Dr. Mohamed Ghaly, Professor at HBKU’s CILE, answers the question of whether genomics is akin to medical fortune-telling.
Most, if not all of us, have heard of the possibility of a future that will consist of genetic report cards. It will state how likely a person is to suffer from a disease based on the mutations present in their genome. Grades for diseases will be assigned based on genetic disposition, for example, an “A” in colon cancer will indicate that the person is highly likely to develop it.
The scope of seen and unseen is not fixed in Islam. With technological advances over time, what was once unseen can become seen
“It is true that genomics has opened doors to knowledge that our ancestors never had,” says Dr. Mohamed Ghaly, Professor of Islam and Biomedical Ethics at the Research Center for Islamic Legislation & Ethics (CILE) at Qatar Foundation’s Hamad Bin Khalifa University (HBKU).
Genomics is poised to launch a monumental leap in healthcare. Its ability to read the so-called ‘book of life’ and alert people to possible future health issues may at first sight look like fortune-telling or infringing upon the unseen (al-ghayb), a practice which is in principle discouraged by various Muslim scholars.
“The scope of seen and unseen is not fixed in Islam. With technological advances over time, what was once unseen can become seen. For example, hundreds of years ago, it was not possible to see an embryo grow using ultrasounds during pregnancy, and people would not find out the sex until the baby was born. This knowledge which was unseen hundreds of years ago is commonly found knowledge today.”
The other question is, we can, but should we find out beforehand? Would it be right to interfere with something that was destined for us by God?
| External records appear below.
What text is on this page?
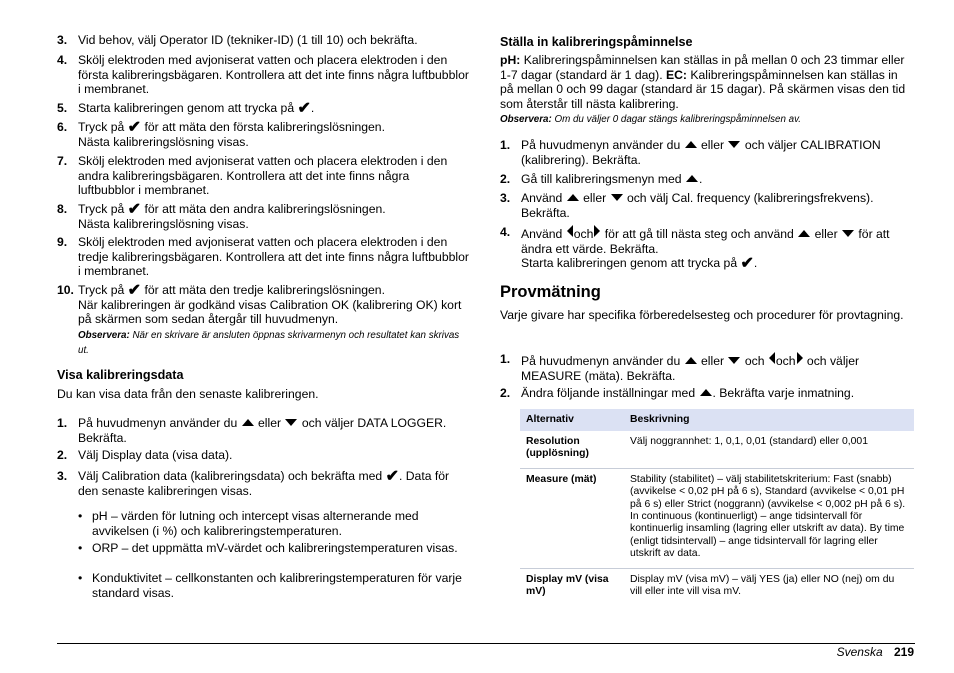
3. Vid behov, välj Operator ID (tekniker-ID) (1 till 10) och bekräfta.
4. Skölj elektroden med avjoniserat vatten och placera elektroden i den första kalibreringsbägaren. Kontrollera att det inte finns några luftbubblor i membranet.
5. Starta kalibreringen genom att trycka på ✔.
6. Tryck på ✔ för att mäta den första kalibreringslösningen.
Nästa kalibreringslösning visas.
7. Skölj elektroden med avjoniserat vatten och placera elektroden i den andra kalibreringsbägaren. Kontrollera att det inte finns några luftbubblor i membranet.
8. Tryck på ✔ för att mäta den andra kalibreringslösningen.
Nästa kalibreringslösning visas.
9. Skölj elektroden med avjoniserat vatten och placera elektroden i den tredje kalibreringsbägaren. Kontrollera att det inte finns några luftbubblor i membranet.
10. Tryck på ✔ för att mäta den tredje kalibreringslösningen.
När kalibreringen är godkänd visas Calibration OK (kalibrering OK) kort på skärmen som sedan återgår till huvudmenyn.
Observera: När en skrivare är ansluten öppnas skrivarmenyn och resultatet kan skrivas ut.
Visa kalibreringsdata
Du kan visa data från den senaste kalibreringen.
1. På huvudmenyn använder du eller och väljer DATA LOGGER. Bekräfta.
2. Välj Display data (visa data).
3. Välj Calibration data (kalibreringsdata) och bekräfta med ✔. Data för den senaste kalibreringen visas.
• pH – värden för lutning och intercept visas alternerande med avvikelsen (i %) och kalibreringstemperaturen.
• ORP – det uppmätta mV-värdet och kalibreringstemperaturen visas.
• Konduktivitet – cellkonstanten och kalibreringstemperaturen för varje standard visas.
Ställa in kalibreringspåminnelse
pH: Kalibreringspåminnelsen kan ställas in på mellan 0 och 23 timmar eller 1-7 dagar (standard är 1 dag). EC: Kalibreringspåminnelsen kan ställas in på mellan 0 och 99 dagar (standard är 15 dagar). På skärmen visas den tid som återstår till nästa kalibrering.
Observera: Om du väljer 0 dagar stängs kalibreringspåminnelsen av.
1. På huvudmenyn använder du eller och väljer CALIBRATION (kalibrering). Bekräfta.
2. Gå till kalibreringsmenyn med .
3. Använd eller och välj Cal. frequency (kalibreringsfrekvens). Bekräfta.
4. Använd och för att gå till nästa steg och använd eller för att ändra ett värde. Bekräfta.
Starta kalibreringen genom att trycka på ✔.
Provmätning
Varje givare har specifika förberedelsesteg och procedurer för provtagning.
1. På huvudmenyn använder du eller och och och väljer MEASURE (mäta). Bekräfta.
2. Ändra följande inställningar med . Bekräfta varje inmatning.
Alternativ	Beskrivning
Resolution (upplösning)	Välj noggrannhet: 1, 0,1, 0,01 (standard) eller 0,001
Measure (mät)	Stability (stabilitet) – välj stabilitetskriterium: Fast (snabb) (avvikelse < 0,02 pH på 6 s), Standard (avvikelse < 0,01 pH på 6 s) eller Strict (noggrann) (avvikelse < 0,002 pH på 6 s). In continuous (kontinuerligt) – ange tidsintervall för kontinuerlig insamling (lagring eller utskrift av data). By time (enligt tidsintervall) – ange tidsintervall för lagring eller utskrift av data.
Display mV (visa mV)	Display mV (visa mV) – välj YES (ja) eller NO (nej) om du vill eller inte vill visa mV.
Svenska 219
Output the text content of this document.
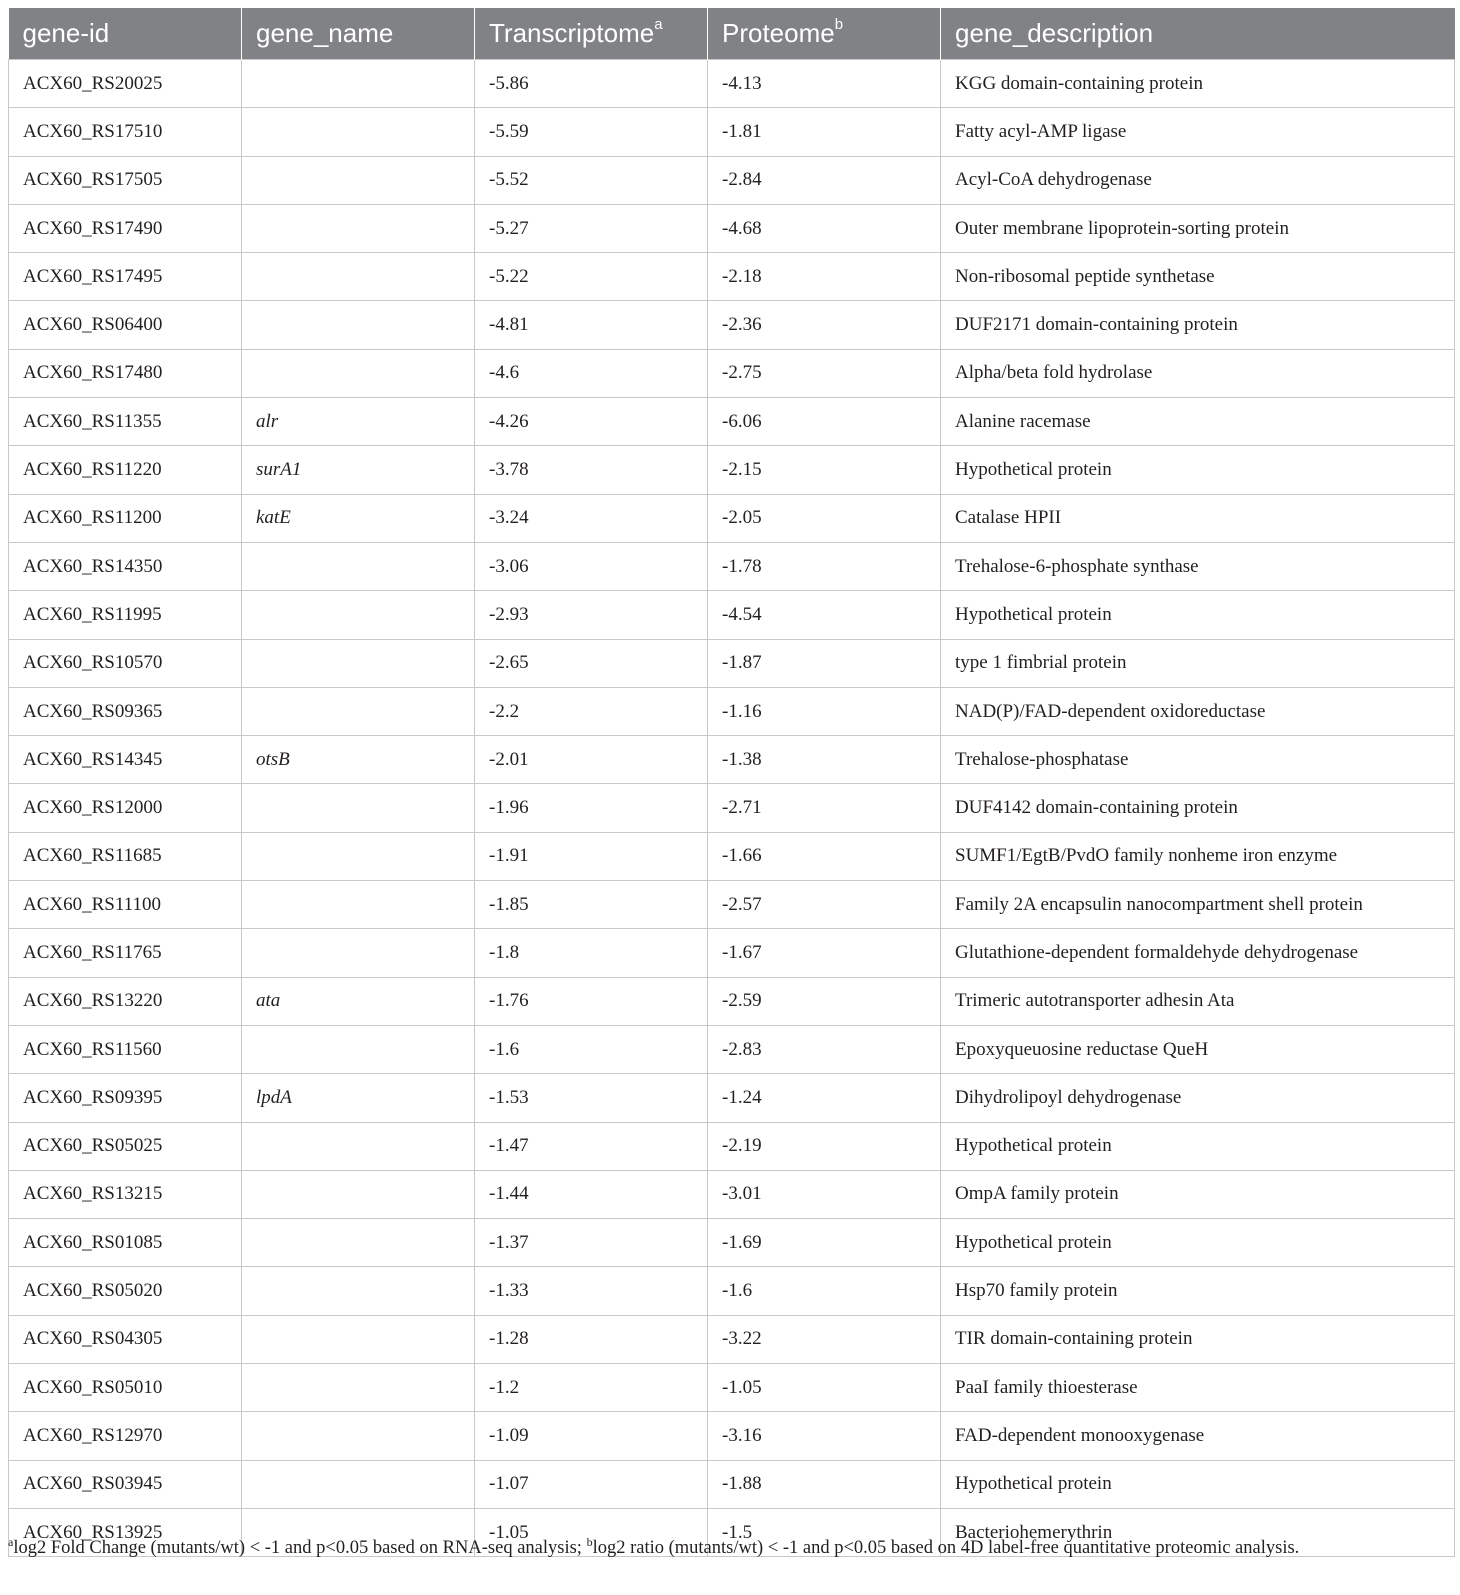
gene-id	gene_name	Transcriptome$^a$	Proteome$^b$	gene_description
ACX60_RS20025		-5.86	-4.13	KGG domain-containing protein
ACX60_RS17510		-5.59	-1.81	Fatty acyl-AMP ligase
ACX60_RS17505		-5.52	-2.84	Acyl-CoA dehydrogenase
ACX60_RS17490		-5.27	-4.68	Outer membrane lipoprotein-sorting protein
ACX60_RS17495		-5.22	-2.18	Non-ribosomal peptide synthetase
ACX60_RS06400		-4.81	-2.36	DUF2171 domain-containing protein
ACX60_RS17480		-4.6	-2.75	Alpha/beta fold hydrolase
ACX60_RS11355	alr	-4.26	-6.06	Alanine racemase
ACX60_RS11220	surA1	-3.78	-2.15	Hypothetical protein
ACX60_RS11200	katE	-3.24	-2.05	Catalase HPII
ACX60_RS14350		-3.06	-1.78	Trehalose-6-phosphate synthase
ACX60_RS11995		-2.93	-4.54	Hypothetical protein
ACX60_RS10570		-2.65	-1.87	type 1 fimbrial protein
ACX60_RS09365		-2.2	-1.16	NAD(P)/FAD-dependent oxidoreductase
ACX60_RS14345	otsB	-2.01	-1.38	Trehalose-phosphatase
ACX60_RS12000		-1.96	-2.71	DUF4142 domain-containing protein
ACX60_RS11685		-1.91	-1.66	SUMF1/EgtB/PvdO family nonheme iron enzyme
ACX60_RS11100		-1.85	-2.57	Family 2A encapsulin nanocompartment shell protein
ACX60_RS11765		-1.8	-1.67	Glutathione-dependent formaldehyde dehydrogenase
ACX60_RS13220	ata	-1.76	-2.59	Trimeric autotransporter adhesin Ata
ACX60_RS11560		-1.6	-2.83	Epoxyqueuosine reductase QueH
ACX60_RS09395	lpdA	-1.53	-1.24	Dihydrolipoyl dehydrogenase
ACX60_RS05025		-1.47	-2.19	Hypothetical protein
ACX60_RS13215		-1.44	-3.01	OmpA family protein
ACX60_RS01085		-1.37	-1.69	Hypothetical protein
ACX60_RS05020		-1.33	-1.6	Hsp70 family protein
ACX60_RS04305		-1.28	-3.22	TIR domain-containing protein
ACX60_RS05010		-1.2	-1.05	PaaI family thioesterase
ACX60_RS12970		-1.09	-3.16	FAD-dependent monooxygenase
ACX60_RS03945		-1.07	-1.88	Hypothetical protein
ACX60_RS13925		-1.05	-1.5	Bacteriohemerythrin
$^a$log2 Fold Change (mutants/wt) < -1 and p<0.05 based on RNA-seq analysis; $^b$log2 ratio (mutants/wt) < -1 and p<0.05 based on 4D label-free quantitative proteomic analysis.
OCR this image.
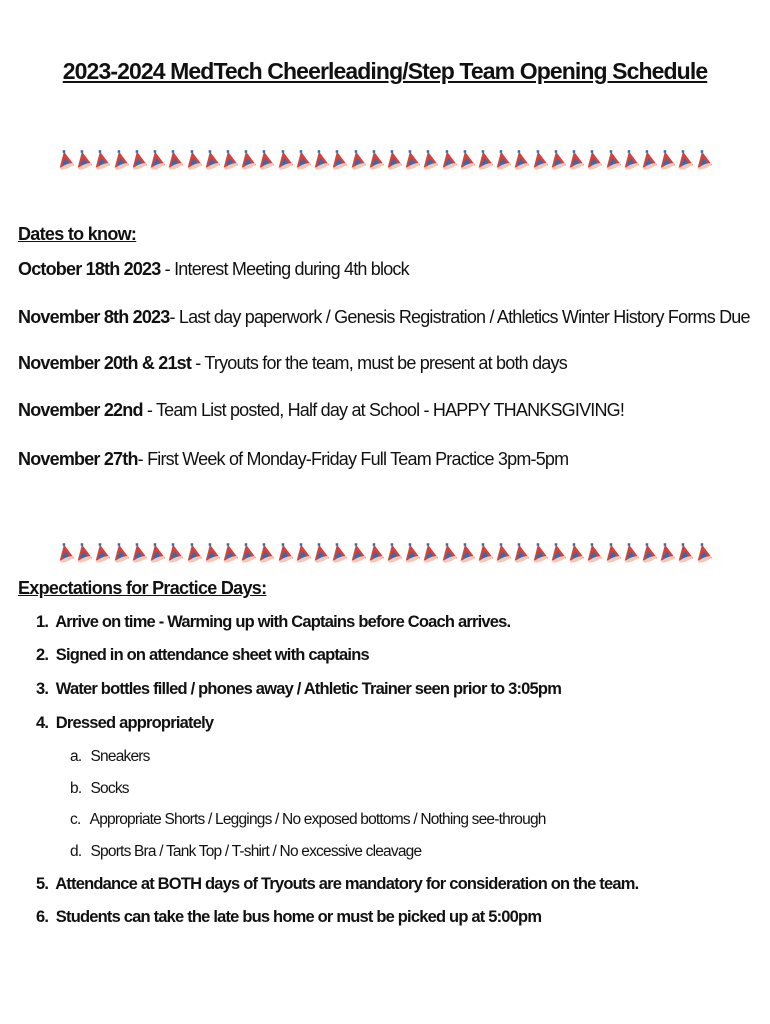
2023-2024 MedTech Cheerleading/Step Team Opening Schedule
Dates to know:
October 18th 2023 - Interest Meeting during 4th block
November 8th 2023- Last day paperwork / Genesis Registration / Athletics Winter History Forms Due
November 20th & 21st - Tryouts for the team, must be present at both days
November 22nd - Team List posted, Half day at School - HAPPY THANKSGIVING!
November 27th- First Week of Monday-Friday Full Team Practice 3pm-5pm
Expectations for Practice Days:
1. Arrive on time - Warming up with Captains before Coach arrives.
2. Signed in on attendance sheet with captains
3. Water bottles filled / phones away / Athletic Trainer seen prior to 3:05pm
4. Dressed appropriately
a. Sneakers
b. Socks
c. Appropriate Shorts / Leggings / No exposed bottoms / Nothing see-through
d. Sports Bra / Tank Top / T-shirt / No excessive cleavage
5. Attendance at BOTH days of Tryouts are mandatory for consideration on the team.
6. Students can take the late bus home or must be picked up at 5:00pm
“The Holy Quran and sunnah mandate us to explore, ‘Don’t you contemplate over your own self’, (Quran, 51:21). This verse can be interpreted in many ways, the mandate to contemplate here can be achieved by understanding our psychology and behavior, and it can be through biomedical sciences.
Genomics offers us a peak into human biology like never before. The more we explore it, the more we are left in awe of our creator and His creations
“Genomics offers us a peak into human biology like never before. The more we explore it, the more we are left in awe of our creator and His creations. Its ability to explore diseases at a molecular level will greatly support the medical community in tackling grave diseases. Therefore, genomics has been deemed to be a collective duty by key religious institutions in the Muslim world, including the International Islamic Fiqh Academy based in Jeddah, Saudi Arabia, and the Islamic Organization for Medical Sciences based in Kuwait.”
Dr. Ghaly says, another thing to remember is, while Islam requires us to place our trust in Allah, it also requires us to simultaneously use the means available to solve our problems. ‘Trust in Allah, but tie your camel’, this hadith clearly portrays that we must not sit back and leave our affairs to God, rather we should actively work towards finding solutions.
Another issue that has been the topic of debate for as long as genomics has existed is the ethical management of Incidental Findings (IF). These are findings that are coincidentally discovered during sequencing one’s genome. The debate is whether or not (some of) these findings should be disclosed to the person if they have chosen the right to not know. For example, if a young woman is participating in a genomics research and IFs reveal that she carries BRCA genes 1 and 2, which have correlation with ovarian and breast cancer. What should be done in such cases?
“If the person has chosen the right to not know, their choice will be respected unless the finding is life-threatening and the treatment for it is available. In which case, it is morally and religiously obligatory to reveal the information to them, because saving life is not an option but an obligation,” says Dr. Ghaly.
He explains: “Some IFs should be revealed, others like misattributed paternity shouldn’t, and then there is a third category which considers IFs on a case-by-case basis. For example, if a person is found to be susceptible to a grave disease but a cure for the condition does not exist, the IF may or may not be revealed depending on various factors related to the person, his or her family, social and financial status, etc.”
“Islam and Muslims are no strangers to scientific research and medical innovation. Prophet Muhammad (PBUH) once said, ‘Make use of medical treatment, for Allah has not made a disease without appointing a remedy for it, with the exception of one disease: old age.’ This is evidence that we must keep exploring, any disease is incurable only until a cure is found for it.”